Im nächsten Kampf trafen im Schwergewicht Michael Stromberg (7 Kämpfe, 6 Siege, 5 durch KO, 1 Niederlage) und Kalas Nawzet aufeinander. Dieser Kampf sollte auch nur unerheblich länger dauern als die vorangegangenen. Stromberg ging systematisch ans Werk. Er schob sich an seinen Gegner heran, stellte ihn und verteilte seine Kombinationen. Schnell war klar, dass Nawzet mit der Situation überfordert war. Er versuchte, sich irgendwie über die Zeit zu retten, aber Stromberg ließ das nicht zu. Eine Kombination Körper und Kopf brachte Nawzet zu Boden. Der Ringrichter fing erst gar nicht an zu zählen, sondern brach das ungleiche Gefecht nach 2:45 min zu Recht ab.

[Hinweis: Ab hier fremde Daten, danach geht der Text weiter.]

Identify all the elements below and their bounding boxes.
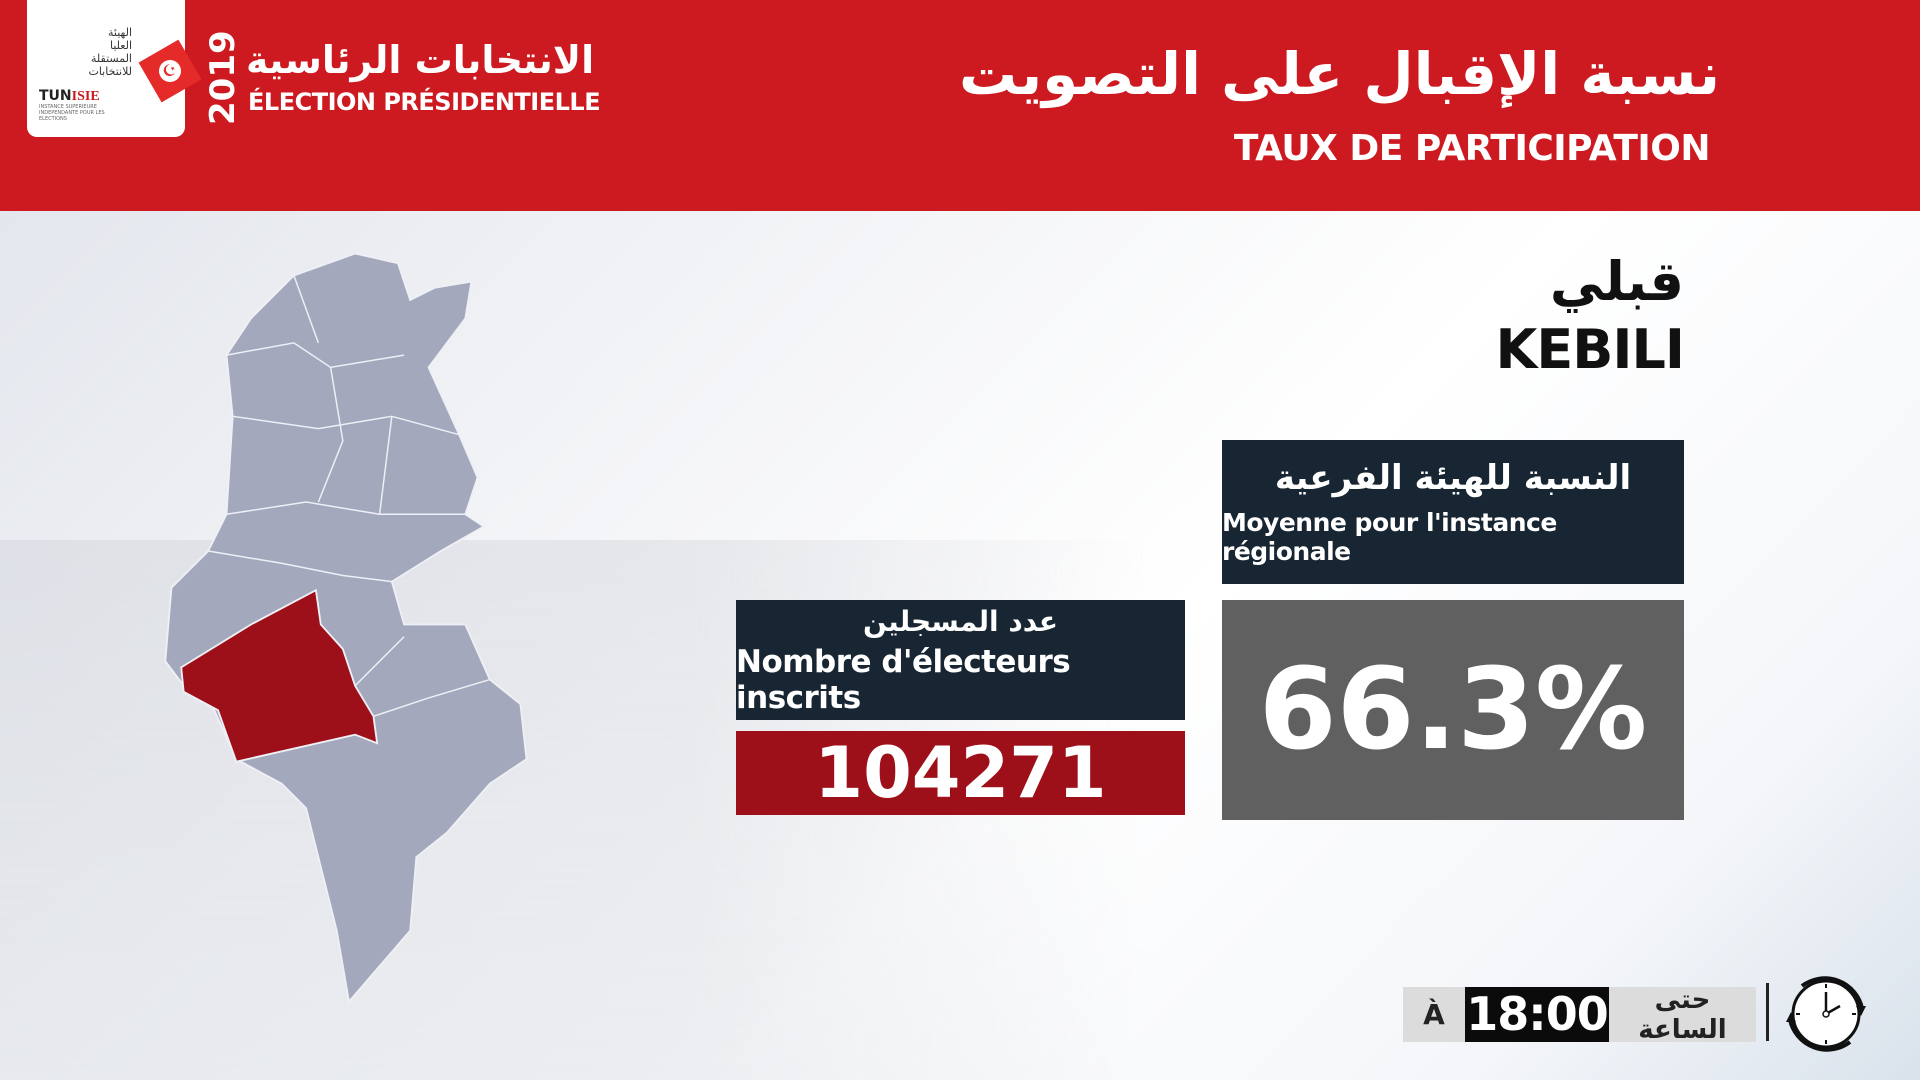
- divider: [1766, 983, 1769, 1041]
- logo-text: TUNISIE: [39, 88, 100, 104]
- average-label-ar: النسبة للهيئة الفرعية: [1274, 458, 1632, 498]
- registered-label-fr: Nombre d'électeurs inscrits: [736, 643, 1071, 716]
- page-title-fr: TAUX DE PARTICIPATION: [1233, 128, 1711, 169]
- page-title-ar: نسبة الإقبال على التصويت: [958, 40, 1720, 108]
- map-borders: [208, 275, 491, 718]
- time-label-ar: حتى الساعة: [1638, 984, 1727, 1045]
- registered-value: 104271: [736, 731, 1185, 815]
- clock-refresh-icon: [1786, 976, 1866, 1052]
- election-title-ar: الانتخابات الرئاسية: [246, 38, 595, 82]
- time-prefix: À: [1423, 998, 1445, 1031]
- average-label-box: النسبة للهيئة الفرعية Moyenne pour l'ins…: [1222, 440, 1684, 584]
- logo-arabic: الهيئة العليا المستقلة للانتخابات: [88, 26, 132, 78]
- logo-subtitle: INSTANCE SUPERIEURE INDEPENDANTE POUR LE…: [39, 104, 105, 122]
- registered-label-box: عدد المسجلين Nombre d'électeurs inscrits: [736, 600, 1185, 720]
- isie-logo: الهيئة العليا المستقلة للانتخابات TUNISIE I…: [27, 0, 202, 137]
- time-bar: À 18:00 حتى الساعة: [1403, 984, 1756, 1045]
- region-name-ar: قبلي: [1549, 250, 1684, 313]
- average-value: 66.3%: [1222, 600, 1684, 820]
- time-value: 18:00: [1465, 987, 1609, 1042]
- average-label-fr: Moyenne pour l'instance régionale: [1222, 508, 1557, 566]
- map-region-kebili: [180, 588, 379, 763]
- map-tunisia: [164, 252, 528, 1004]
- region-name-fr: KEBILI: [1495, 318, 1685, 381]
- header-bar: الهيئة العليا المستقلة للانتخابات TUNISIE I…: [0, 0, 1920, 211]
- registered-label-ar: عدد المسجلين: [862, 604, 1059, 638]
- election-title-fr: ÉLECTION PRÉSIDENTIELLE: [248, 88, 601, 116]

Der nächste Kampf im Superweltergewicht wog die vorangegangenen Aufbaukämpfe dann aber auf. Hier trafen Antonio Hoffmann (9 Kämpfe, 9 Siege, 7 durch KO) und Mehmet Tanriverdi (17 Kämpfe, 17 Niederlagen, 7 durch KO) aufeinander. Hofmann, der bessere Boxer, bestimmte das Geschehen im Ring. Tanriverdi beschränkte sich weitgehend auf Konter und hatte dabei durchaus seine Momente. Beide schenkten sich in der ersten Runde nichts. In der zweiten Runde steigerten beide Boxer das Tempo. Tanriverdi gehörte der erste Teil der Runde. Er war der Aktivere und versuchte seinen Jab zu etablieren, was ihm aber nicht gelang. Hoffmann wurde von Aktion zu Aktion stärker. Irgendwann hatte er Tanriverdi an den Ringseilen gestellt. Zwei schwere linke Kopfhaken ließen seinen Gegner in den Seilen zusammensacken. Während Tanriverdi langsam in den Seilen sitzend einknickte traf ihn noch ein weiterer rechter Haken zum Kopf. Tanriverdi war KO. Der junge und umsichtige Ringrichter der GBA Ivan Horn stoppte sofort den Kampf. TKO nach 2:00 min in Runde 2.
Der amtierende Jugendweltmeister der IBF im Cruisergewicht, Dennis Ronert (21 Kämpfe, 21 Siege, 14 durch KO), boxte gegen Remo Arns (17 Kämpfe, 5 Siege, 3 durch KO, 12 Niederlagen, 8 durch KO) einen Sechsrunder. Arns, der seine großen sportlichen Erfolge beim Kickboxen hat, war zwar boxerisch unterlegen, aber seine Kondition und seine Willensstärke waren bewundernswert. Er nahm viele Treffer, aber ein ums andere Mal kam er auch mit Kopfhaken durch. Immer wieder tauchte er tief ab, wenn er unter Druck kam. Zum Ende des Kampfes hin konnte man dann den Eindruck gewinnen, es wäre nur ein sehr hart und sehr verbissen geführtes Sparring. Vermutlich haben die beiden auch schon oft miteinander gesparrt, was aber nicht die Qualität des Kampfes schmälert, denn er war gut und unterhaltsam. Am Ende stand ein eindeutiger Punktsieg für Ronert.
Im letzten Kampf des Abends ging es um die vakante Deutsche Meisterschaft im Schwergewicht nach Version GBA. Yakup Saglam (36 Kämpfe, 32 Siege, 29 durch KO, 4 Niederlagen, 2 durch KO) boxte gegen Alexander Kahl (32 Kämpfe, 19 Siege, 17 durch KO, 12 Niederlagen, 11 durch KO, 1 Unentschieden). Saglam begann stark. Er boxte gerade durch die Mitte und er verteilte gut auf Kopf und Körper. Kahl schlug Haken und versuchte seine Deckung zu halten. Am Ende der Runde schlug Saglam mehr und mehr zum Körper, um die Deckung von Kahl herunter zu ziehen. Hierbei traf ein Schlag den linken Ellenboden von Kahl. Trotz Schmerzen wollte Kahl zur zweiten Runde antreten – er wollte ernsthaft nur mit seiner Rechten boxen. Aber der Ringrichter nahm ihn auf Anraten des Ringarztes aus dem Kampf. TKO 2
Leider war die Halle in Bassenheim nicht ausverkauft. Die Veranstaltung von Detlef Loritz hätte mehr Zuschauer verdient gehabt. Sie war nämlich gut. Zu viele wollten doch wohl lieber zu Hause sehen, wie Bayern München Pokalsieger wird. Schade!